In fact, what is happening in the mortgage market is regional. During the past three years, home prices in metro areas of 23 states recorded gains. The South, the Plains, and most of the non-coastal West showed some ability to weather the stormy mortgage market, according to Fiserv (CNN/Money Oct. 21). Meanwhile, 16 states--those in the Northeast plus California, Florida, Nevada, and Arizona--have posted declines.

For many consumers, the issue is whether to lock in a fixed rate. Roughly 6.5 million homeowners have adjustable-rate mortgages (ARMs) and many of those notes are coming up for adjustment.

For the short term, consumers with ARMs should be fine. But once the economy stabilizes and the government starts to remove policies that are keeping mortgage rates low, rates are likely to rise.

Here are some thoughts about whether to stand pat with your ARM or move to a fixed rate:

  • If you plan to move within the next three years, if you have less than 20% equity in your home and home prices have taken a beating in your community, or if you have a jumbo mortgage, you may be better off with your existing ARM.
  • If you plan to move in the next three to five years or you have a jumbo mortgage, look at a 5/1 ARM. (A 5/1 ARM locks your interest rate for the first five years and then can adjust annually for the life of the loan.)
  • If you plan to stay in your home for more than five years, or you plan to use the equity in your home for college expenses or some other need, you may want to look at a fixed-rate mortgage now; they are not likely to go lower after the next year or so.
  • If you have doubts about your future plans, it is usually safer to lock in a low rate while you can.

Tuesday, November 3, 2009

Volunteer - Feel Better by Doing Good

Did you know that people who volunteer not only help their communities, but reap mental and physical health benefits as well? A 2007 study by the Corporation for National and Community Service (www.nationalservice.gov/) reports that those who volunteer have lower mortality rates, greater functional ability, and lower rates of depression later in life than those who don't volunteer.

Volunteers often experience the upbeat feeling referred to as "helper's high," along with increased trust in others and increased social and political participation. Older adults tend to receive greater benefits from volunteering than other age groups do.

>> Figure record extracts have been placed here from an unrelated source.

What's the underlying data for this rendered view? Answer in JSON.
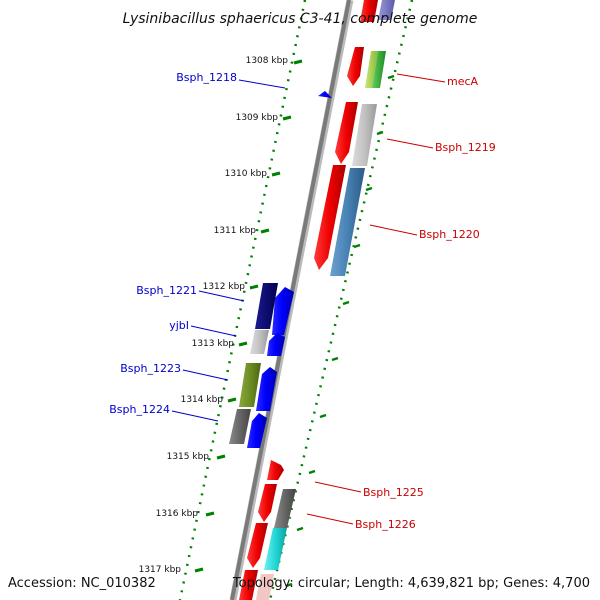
{
  "title": "Lysinibacillus sphaericus C3-41, complete genome",
  "footer": {
    "accession": "Accession: NC_010382",
    "topology": "Topology: circular; Length: 4,639,821 bp; Genes: 4,700"
  },
  "colors": {
    "minus_label": "#0000cc",
    "plus_label": "#cc0000"
  },
  "ticks": [
    "1308 kbp",
    "1309 kbp",
    "1310 kbp",
    "1311 kbp",
    "1312 kbp",
    "1313 kbp",
    "1314 kbp",
    "1315 kbp",
    "1316 kbp",
    "1317 kbp"
  ],
  "gene_labels": {
    "minus": [
      "Bsph_1218",
      "Bsph_1221",
      "yjbI",
      "Bsph_1223",
      "Bsph_1224"
    ],
    "plus": [
      "mecA",
      "Bsph_1219",
      "Bsph_1220",
      "Bsph_1225",
      "Bsph_1226"
    ]
  }
}
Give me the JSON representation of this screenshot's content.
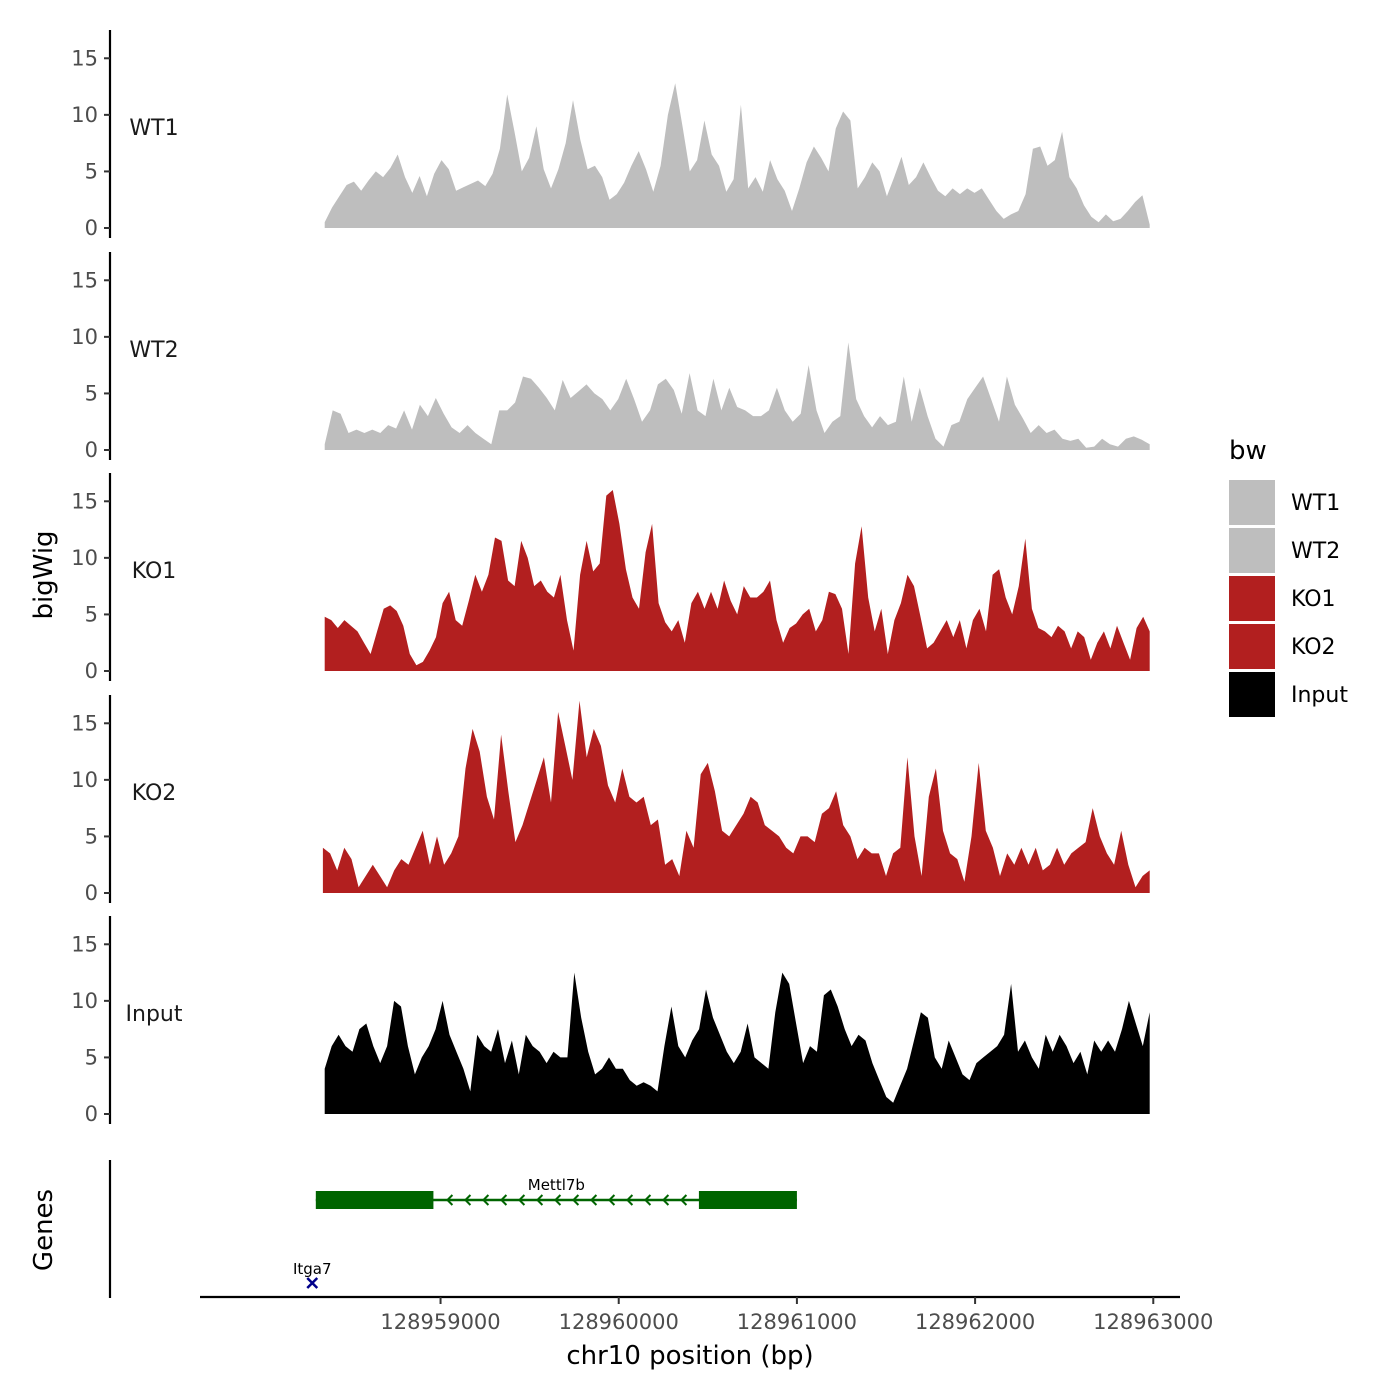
{
  "chart_data": {
    "type": "area",
    "title": "",
    "xlabel": "chr10 position (bp)",
    "ylabel": "bigWig",
    "genes_track_label": "Genes",
    "xlim": [
      128957650,
      128963150
    ],
    "ylim": [
      0,
      17.5
    ],
    "x_ticks": [
      128959000,
      128960000,
      128961000,
      128962000,
      128963000
    ],
    "y_ticks": [
      0,
      5,
      10,
      15
    ],
    "x_range_covered": [
      128958350,
      128962980
    ],
    "legend": {
      "title": "bw",
      "entries": [
        {
          "label": "WT1",
          "color": "#bebebe"
        },
        {
          "label": "WT2",
          "color": "#bebebe"
        },
        {
          "label": "KO1",
          "color": "#b21f1f"
        },
        {
          "label": "KO2",
          "color": "#b21f1f"
        },
        {
          "label": "Input",
          "color": "#000000"
        }
      ]
    },
    "series": [
      {
        "name": "WT1",
        "color": "#bebebe",
        "values": [
          0.5,
          1.8,
          2.8,
          3.8,
          4.1,
          3.3,
          4.2,
          5.0,
          4.5,
          5.3,
          6.5,
          4.5,
          3.1,
          4.6,
          2.8,
          4.8,
          6.0,
          5.2,
          3.3,
          3.6,
          3.9,
          4.2,
          3.7,
          4.8,
          7.0,
          11.8,
          8.5,
          5.0,
          6.2,
          9.0,
          5.2,
          3.5,
          5.2,
          7.5,
          11.3,
          7.8,
          5.2,
          5.5,
          4.5,
          2.5,
          3.0,
          4.0,
          5.5,
          6.8,
          5.2,
          3.2,
          5.5,
          10.0,
          12.8,
          9.0,
          5.0,
          6.0,
          9.5,
          6.5,
          5.5,
          3.2,
          4.3,
          10.9,
          3.5,
          4.5,
          3.2,
          6.0,
          4.3,
          3.3,
          1.5,
          3.5,
          5.8,
          7.2,
          6.2,
          5.0,
          8.8,
          10.3,
          9.5,
          3.5,
          4.5,
          5.8,
          5.0,
          2.8,
          4.5,
          6.3,
          3.8,
          4.5,
          5.8,
          4.5,
          3.3,
          2.8,
          3.5,
          3.0,
          3.5,
          3.1,
          3.5,
          2.5,
          1.5,
          0.8,
          1.2,
          1.5,
          3.0,
          7.0,
          7.2,
          5.5,
          6.0,
          8.5,
          4.5,
          3.5,
          2.0,
          1.0,
          0.5,
          1.2,
          0.6,
          0.8,
          1.5,
          2.3,
          2.9,
          0.3
        ],
        "x_start": 128958350,
        "x_end": 128962980
      },
      {
        "name": "WT2",
        "color": "#bebebe",
        "values": [
          0.5,
          3.5,
          3.2,
          1.5,
          1.8,
          1.5,
          1.8,
          1.5,
          2.2,
          1.9,
          3.5,
          1.8,
          4.0,
          3.0,
          4.6,
          3.2,
          2.0,
          1.5,
          2.2,
          1.5,
          1.0,
          0.5,
          3.5,
          3.5,
          4.2,
          6.5,
          6.3,
          5.5,
          4.6,
          3.5,
          6.2,
          4.6,
          5.2,
          5.8,
          5.0,
          4.5,
          3.5,
          4.5,
          6.3,
          4.5,
          2.5,
          3.5,
          5.8,
          6.3,
          5.3,
          3.2,
          6.8,
          3.5,
          3.0,
          6.3,
          3.5,
          5.5,
          3.8,
          3.5,
          3.0,
          3.0,
          3.5,
          5.5,
          3.5,
          2.5,
          3.2,
          7.5,
          3.5,
          1.5,
          2.5,
          3.0,
          9.5,
          4.5,
          3.0,
          2.0,
          3.0,
          2.2,
          2.5,
          6.5,
          2.5,
          5.5,
          3.0,
          1.0,
          0.3,
          2.2,
          2.5,
          4.5,
          5.5,
          6.5,
          4.5,
          2.5,
          6.5,
          4.0,
          2.8,
          1.5,
          2.2,
          1.5,
          1.8,
          1.0,
          0.8,
          1.0,
          0.2,
          0.3,
          1.0,
          0.5,
          0.3,
          1.0,
          1.2,
          0.9,
          0.5
        ],
        "x_start": 128958350,
        "x_end": 128962980
      },
      {
        "name": "KO1",
        "color": "#b21f1f",
        "values": [
          4.8,
          4.5,
          3.8,
          4.5,
          4.0,
          3.5,
          2.5,
          1.5,
          3.5,
          5.5,
          5.8,
          5.3,
          4.0,
          1.5,
          0.5,
          0.8,
          1.8,
          3.0,
          6.0,
          7.0,
          4.5,
          4.0,
          6.2,
          8.5,
          7.0,
          8.5,
          11.8,
          11.5,
          8.0,
          7.5,
          11.5,
          10.0,
          7.5,
          8.0,
          7.0,
          6.5,
          8.5,
          4.5,
          1.8,
          8.5,
          11.5,
          8.8,
          9.5,
          15.5,
          16.0,
          13.0,
          9.0,
          6.5,
          5.5,
          10.5,
          13.0,
          6.0,
          4.3,
          3.5,
          4.5,
          2.5,
          6.0,
          7.0,
          5.5,
          7.0,
          5.5,
          8.0,
          6.2,
          5.0,
          7.5,
          6.5,
          6.5,
          7.0,
          8.0,
          4.5,
          2.5,
          3.8,
          4.2,
          5.0,
          5.5,
          3.5,
          4.5,
          7.0,
          6.8,
          5.5,
          1.5,
          9.5,
          12.8,
          6.5,
          3.5,
          5.5,
          1.5,
          4.5,
          6.0,
          8.5,
          7.5,
          4.8,
          2.0,
          2.5,
          3.5,
          4.5,
          3.0,
          4.5,
          2.0,
          4.5,
          5.5,
          3.5,
          8.5,
          9.0,
          6.5,
          5.0,
          7.5,
          11.7,
          5.5,
          3.8,
          3.5,
          3.0,
          4.0,
          3.5,
          2.0,
          3.5,
          3.0,
          1.0,
          2.5,
          3.5,
          2.0,
          4.0,
          2.5,
          1.0,
          3.8,
          4.8,
          3.5
        ],
        "x_start": 128958350,
        "x_end": 128962980
      },
      {
        "name": "KO2",
        "color": "#b21f1f",
        "values": [
          4.0,
          3.5,
          2.0,
          4.0,
          3.0,
          0.5,
          1.5,
          2.5,
          1.5,
          0.5,
          2.0,
          3.0,
          2.5,
          4.0,
          5.5,
          2.5,
          5.0,
          2.5,
          3.5,
          5.0,
          11.0,
          14.5,
          12.5,
          8.5,
          6.5,
          14.0,
          9.0,
          4.5,
          6.0,
          8.0,
          10.0,
          12.0,
          8.0,
          16.0,
          13.0,
          10.0,
          17.0,
          12.0,
          14.5,
          13.0,
          9.5,
          8.0,
          11.0,
          8.5,
          8.0,
          8.5,
          6.0,
          6.5,
          2.5,
          3.0,
          1.5,
          5.5,
          4.0,
          10.5,
          11.5,
          9.0,
          5.5,
          5.0,
          6.0,
          7.0,
          8.5,
          8.0,
          6.0,
          5.5,
          5.0,
          4.0,
          3.5,
          5.0,
          5.0,
          4.5,
          7.0,
          7.5,
          9.0,
          6.0,
          5.0,
          3.0,
          4.0,
          3.5,
          3.5,
          1.5,
          3.5,
          4.0,
          12.0,
          5.0,
          1.5,
          8.5,
          11.0,
          5.5,
          3.5,
          3.0,
          1.0,
          5.0,
          11.5,
          5.5,
          4.0,
          1.5,
          3.5,
          2.5,
          4.0,
          2.5,
          4.0,
          2.0,
          2.5,
          4.0,
          2.5,
          3.5,
          4.0,
          4.5,
          7.5,
          5.0,
          3.5,
          2.5,
          5.5,
          2.5,
          0.5,
          1.5,
          2.0
        ],
        "x_start": 128958340,
        "x_end": 128962980
      },
      {
        "name": "Input",
        "color": "#000000",
        "values": [
          4.0,
          6.0,
          7.0,
          6.0,
          5.5,
          7.5,
          8.0,
          6.0,
          4.5,
          6.0,
          10.0,
          9.5,
          6.0,
          3.5,
          5.0,
          6.0,
          7.5,
          10.0,
          7.0,
          5.5,
          4.0,
          2.0,
          7.0,
          6.0,
          5.5,
          7.5,
          4.5,
          6.5,
          3.5,
          7.0,
          6.0,
          5.5,
          4.5,
          5.5,
          5.0,
          5.0,
          12.5,
          8.5,
          5.5,
          3.5,
          4.0,
          5.0,
          4.0,
          4.0,
          3.0,
          2.5,
          2.8,
          2.5,
          2.0,
          6.0,
          9.5,
          6.0,
          5.0,
          6.5,
          7.5,
          11.0,
          8.5,
          7.0,
          5.5,
          4.5,
          5.5,
          8.0,
          5.0,
          4.5,
          4.0,
          9.0,
          12.5,
          11.5,
          8.0,
          4.5,
          6.0,
          5.5,
          10.5,
          11.0,
          9.5,
          7.5,
          6.0,
          7.0,
          6.5,
          4.5,
          3.0,
          1.5,
          1.0,
          2.5,
          4.0,
          6.5,
          9.0,
          8.5,
          5.0,
          4.0,
          6.5,
          5.0,
          3.5,
          3.0,
          4.5,
          5.0,
          5.5,
          6.0,
          7.0,
          11.5,
          5.5,
          6.5,
          5.0,
          4.0,
          7.0,
          5.5,
          7.0,
          6.0,
          4.5,
          5.5,
          3.5,
          6.5,
          5.5,
          6.5,
          5.5,
          7.5,
          10.0,
          8.0,
          6.0,
          9.0
        ],
        "x_start": 128958350,
        "x_end": 128962980
      }
    ],
    "genes": [
      {
        "name": "Mettl7b",
        "strand": "-",
        "color": "#006400",
        "start": 128958300,
        "end": 128961000,
        "exons": [
          [
            128958300,
            128958960
          ],
          [
            128960450,
            128961000
          ]
        ]
      },
      {
        "name": "Itga7",
        "strand": "",
        "color": "#00008b",
        "start": 128958280,
        "end": 128958280,
        "exons": []
      }
    ]
  }
}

So, as you plan your retirement life, consider making volunteerism a key component. Here are a few tips for getting started:

* As a midlife worker, get out there now and see what volunteer opportunities are available, so you know what you enjoy and you aren't at a loss when you retire.


* Do the same type of self-inventory as when you're seeking a job.


* Figure out what your passion is, what issues you care about, and seek organizations devoted to that mission.


* Determine the right balance between leisure and structured activities, and make sure you give yourself some space to enjoy the freedom of retirement.


* Realize that any help you give is beneficial, and short-term assistance can be very helpful to nonprofits.


* Look around your own community and check out different organizations like you would if you were joining a gym, or making choices in another area of your life. Figure out which organizations are logistically reasonable for you.


* You also can check organizations that match volunteers with activities, like VolunteerMatch (volunteermatch.org).